El segundo signo es el terrorismo globalizado. Hay ideas que han salvado a la humanidad e ideas que la han condenado. El misil humano fue inventado por los japoneses en la Segunda Guerra Mundial, pero tenía un sentido de honor sacrificial más que de arma letal. El ataque a las Torres Gemelas -ensayado antes en las calles de Jerusalén- fue una idea nueva y probó con creces su eficacia. Conectó al mundo como nunca antes: el Internet del miedo. A partir del 11 de septiembre, un misil humano puede apuntar a cualquier objetivo imaginable a condición de maximizar sus ganancias simbólicas: el blanco puede ser una escuela, un estadio, una estación del metro, un puente, una central energética o, de nueva cuenta, un avión. El bioterrorismo, nutrido de los depósitos dispersos que dejó la Unión Soviética, puede reaparecer en cualquier momento. Y la amenaza de una guerra nuclear (o al menos de una bomba sucia) es ahora mucho más real que durante la crisis de los misiles, porque entonces involucraba estados visibles y no redes fanáticas subrepticias. Pero aún si ninguno de esos peligros llega a materializarse, el mundo sabe que vivirá con la sombra del terror.

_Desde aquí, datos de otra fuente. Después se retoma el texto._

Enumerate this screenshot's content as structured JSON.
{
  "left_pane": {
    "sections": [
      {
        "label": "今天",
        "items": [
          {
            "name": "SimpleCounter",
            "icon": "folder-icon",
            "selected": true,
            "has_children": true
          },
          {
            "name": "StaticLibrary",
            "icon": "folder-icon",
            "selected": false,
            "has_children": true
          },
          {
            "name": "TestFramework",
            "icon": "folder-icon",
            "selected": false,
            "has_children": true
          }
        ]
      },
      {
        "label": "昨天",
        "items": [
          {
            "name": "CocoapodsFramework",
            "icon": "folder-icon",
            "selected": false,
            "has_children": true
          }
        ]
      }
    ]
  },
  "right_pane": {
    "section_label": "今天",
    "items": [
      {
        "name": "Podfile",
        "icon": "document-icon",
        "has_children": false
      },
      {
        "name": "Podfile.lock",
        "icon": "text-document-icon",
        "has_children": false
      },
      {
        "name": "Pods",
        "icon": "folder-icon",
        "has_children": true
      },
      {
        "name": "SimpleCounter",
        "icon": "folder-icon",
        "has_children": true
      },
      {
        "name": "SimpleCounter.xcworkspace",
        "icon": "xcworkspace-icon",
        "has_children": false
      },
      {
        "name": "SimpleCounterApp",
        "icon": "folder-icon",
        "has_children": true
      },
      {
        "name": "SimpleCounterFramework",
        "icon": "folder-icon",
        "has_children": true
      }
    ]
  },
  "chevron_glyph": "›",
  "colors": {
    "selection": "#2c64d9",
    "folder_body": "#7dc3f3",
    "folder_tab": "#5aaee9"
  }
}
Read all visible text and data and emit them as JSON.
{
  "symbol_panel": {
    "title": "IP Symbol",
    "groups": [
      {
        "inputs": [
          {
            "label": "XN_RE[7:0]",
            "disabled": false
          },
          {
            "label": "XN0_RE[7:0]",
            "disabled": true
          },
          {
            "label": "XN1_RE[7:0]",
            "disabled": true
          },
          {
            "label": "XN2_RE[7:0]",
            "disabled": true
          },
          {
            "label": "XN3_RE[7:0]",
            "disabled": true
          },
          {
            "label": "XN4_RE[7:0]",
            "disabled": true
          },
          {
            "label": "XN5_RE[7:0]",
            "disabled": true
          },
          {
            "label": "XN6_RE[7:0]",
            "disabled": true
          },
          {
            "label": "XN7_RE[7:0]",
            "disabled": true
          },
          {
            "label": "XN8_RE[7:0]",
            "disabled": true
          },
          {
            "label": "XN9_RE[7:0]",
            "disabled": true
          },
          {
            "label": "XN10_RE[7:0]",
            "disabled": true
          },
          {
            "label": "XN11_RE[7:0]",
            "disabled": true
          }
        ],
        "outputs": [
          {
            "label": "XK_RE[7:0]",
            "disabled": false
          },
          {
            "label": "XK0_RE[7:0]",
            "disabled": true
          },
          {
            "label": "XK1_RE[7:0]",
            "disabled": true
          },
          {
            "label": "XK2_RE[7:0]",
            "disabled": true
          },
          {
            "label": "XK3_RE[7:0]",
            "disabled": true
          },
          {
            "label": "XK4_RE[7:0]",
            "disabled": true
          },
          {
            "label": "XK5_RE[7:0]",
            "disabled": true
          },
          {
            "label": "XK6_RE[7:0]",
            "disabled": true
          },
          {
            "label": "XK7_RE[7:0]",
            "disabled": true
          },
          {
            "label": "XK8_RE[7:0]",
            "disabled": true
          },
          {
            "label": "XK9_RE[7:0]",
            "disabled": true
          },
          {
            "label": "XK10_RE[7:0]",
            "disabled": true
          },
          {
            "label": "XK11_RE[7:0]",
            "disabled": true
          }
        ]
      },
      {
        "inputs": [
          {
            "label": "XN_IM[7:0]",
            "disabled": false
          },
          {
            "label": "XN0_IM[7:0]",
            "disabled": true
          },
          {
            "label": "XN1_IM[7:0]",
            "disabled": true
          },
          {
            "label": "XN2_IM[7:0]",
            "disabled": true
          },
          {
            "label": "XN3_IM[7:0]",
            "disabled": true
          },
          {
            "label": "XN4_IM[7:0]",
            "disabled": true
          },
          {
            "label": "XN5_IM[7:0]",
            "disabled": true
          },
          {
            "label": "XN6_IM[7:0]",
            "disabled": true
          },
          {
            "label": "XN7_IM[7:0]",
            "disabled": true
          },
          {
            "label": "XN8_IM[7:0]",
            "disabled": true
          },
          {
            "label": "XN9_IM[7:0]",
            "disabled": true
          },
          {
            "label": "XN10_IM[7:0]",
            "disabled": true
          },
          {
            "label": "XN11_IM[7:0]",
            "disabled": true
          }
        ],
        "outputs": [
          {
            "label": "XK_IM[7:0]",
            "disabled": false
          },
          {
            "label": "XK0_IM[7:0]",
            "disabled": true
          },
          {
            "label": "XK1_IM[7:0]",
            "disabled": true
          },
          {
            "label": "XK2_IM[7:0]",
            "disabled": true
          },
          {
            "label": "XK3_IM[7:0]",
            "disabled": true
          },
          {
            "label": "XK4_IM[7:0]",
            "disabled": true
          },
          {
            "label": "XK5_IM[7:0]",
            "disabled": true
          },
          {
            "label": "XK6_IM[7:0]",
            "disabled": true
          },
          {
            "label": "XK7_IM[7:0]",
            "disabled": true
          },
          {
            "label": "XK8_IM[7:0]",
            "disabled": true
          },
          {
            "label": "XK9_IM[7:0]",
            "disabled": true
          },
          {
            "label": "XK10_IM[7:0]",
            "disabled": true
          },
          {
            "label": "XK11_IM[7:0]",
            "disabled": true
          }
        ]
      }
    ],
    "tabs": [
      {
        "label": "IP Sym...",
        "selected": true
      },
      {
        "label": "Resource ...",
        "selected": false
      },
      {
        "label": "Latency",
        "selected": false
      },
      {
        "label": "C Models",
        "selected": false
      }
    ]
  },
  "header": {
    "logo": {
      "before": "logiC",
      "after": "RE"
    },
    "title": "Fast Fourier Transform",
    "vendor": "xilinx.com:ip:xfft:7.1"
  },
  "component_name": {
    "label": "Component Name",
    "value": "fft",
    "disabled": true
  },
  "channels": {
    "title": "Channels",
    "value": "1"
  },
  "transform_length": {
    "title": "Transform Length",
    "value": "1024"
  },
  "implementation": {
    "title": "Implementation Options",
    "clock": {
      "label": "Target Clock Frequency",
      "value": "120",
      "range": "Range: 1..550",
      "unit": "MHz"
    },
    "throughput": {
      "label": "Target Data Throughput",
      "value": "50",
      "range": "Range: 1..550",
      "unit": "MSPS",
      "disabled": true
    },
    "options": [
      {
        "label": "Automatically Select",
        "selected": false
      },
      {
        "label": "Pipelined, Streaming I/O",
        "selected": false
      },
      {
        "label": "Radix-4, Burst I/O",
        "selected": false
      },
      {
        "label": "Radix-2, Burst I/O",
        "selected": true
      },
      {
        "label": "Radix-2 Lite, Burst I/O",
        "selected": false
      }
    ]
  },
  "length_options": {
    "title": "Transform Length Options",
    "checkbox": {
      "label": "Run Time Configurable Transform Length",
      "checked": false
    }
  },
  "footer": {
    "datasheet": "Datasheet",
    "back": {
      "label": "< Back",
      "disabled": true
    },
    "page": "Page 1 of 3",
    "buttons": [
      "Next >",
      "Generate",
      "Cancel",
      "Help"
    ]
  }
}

Lo cual tiene ya consecuencias directas sobre el proceso de globalización que muchos considerábamos no sólo deseable, sino inevitable. Esa reversión, así sea parcial, es el tercer factor preocupante de nuestra era. Las fronteras (empezando por las norteamericanas) no serán tan abiertas. Como en los años treinta, los países tenderán a defenderse del exterior y a concentrarse en sí mismos. Las restricciones al comercio redundarán seguramente en perjuicio de los más pobres (contra lo que proclama la vulgata globalifóbica), pero aún espíritus liberales comenzarán a cuestionarse seriamente sobre las limitaciones del mercado en un mundo en el que la inmensa y creciente mayoría tiene niveles de vida miserables y sólo asiste al festín de lejos, tras los escaparates de la televisión y el cine. La ciencia podría obrar milagros, pero el caso es que Malthus ha vuelto a ponerse de moda.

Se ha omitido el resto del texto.